The charity and union are responding to a Supreme Court judgement made last month (March), which ruled that sleep-shift workers (primarily care home workers), are not entitled to national minimum wage rates while they are asleep – even though they have been called to be at a place of work and could be required to deal with any matters that arise during the night.
Although Mencap supported the initial Supreme Court verdict because of the potential huge costs that could have been forced in care homes in backdated pay, it said it was united with Unison over the principle of a “properly funded care sector".
The organisations claim “action is needed urgently” to change the rules around sleep-in shifts, and called on the government to ask the Low Pay Commission to investigate the issue to see if it can determine that the “entirety of these shifts” are considered to be ‘working time'.

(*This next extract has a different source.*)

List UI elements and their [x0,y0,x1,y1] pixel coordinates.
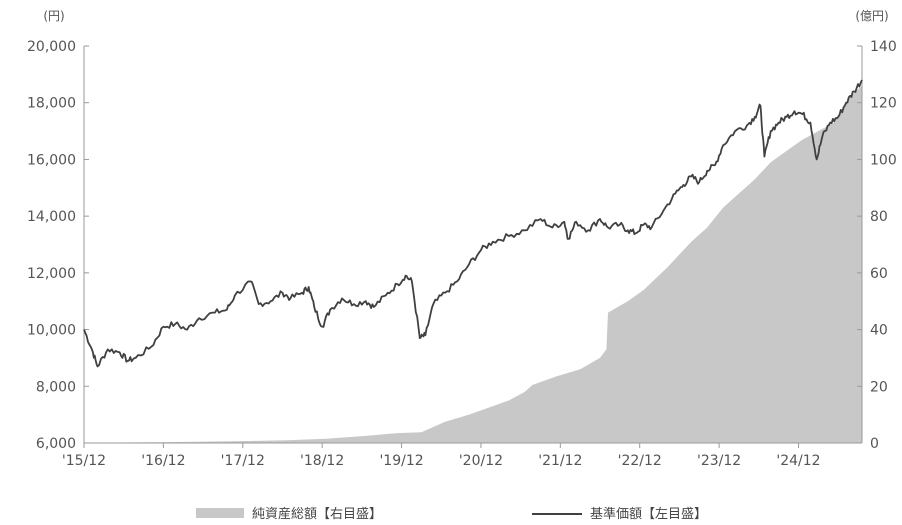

The letter said: “Acute under funding lies at the heart of why social care is not fit for purpose. Central government must make more resources available to local authorities to allow much-needed reform. Improving the pay of care workers is the most sensible starting point.”
It added: “Each of us will have a friend or relative who relies on the exceptional support provided by social care staff. Or may well need help ourselves one day. This is your chance, prime minister, to show you value their remarkable work with fair pay.”
Mencap chief executive Edel Harris said: ‘Care workers are among the lowest paid in society, yet they do vital, highly-skilled work supporting our loved ones. They deserve better pay.”
She added: “Boris Johnson promised to fix social care – paying fairly for overnight support is the first step.”
In its ruling, the Supreme Court maintained that workers could only be paid for the time that they were awake, not the full overnight hours they were there. It claimed the Low Pay Commission had already made this point clear, and that the government is bound by law to accept the Low Pay Commission’s verdict.
The inference was that no change could happen until the Low Pay Commission changes its mind on the matter.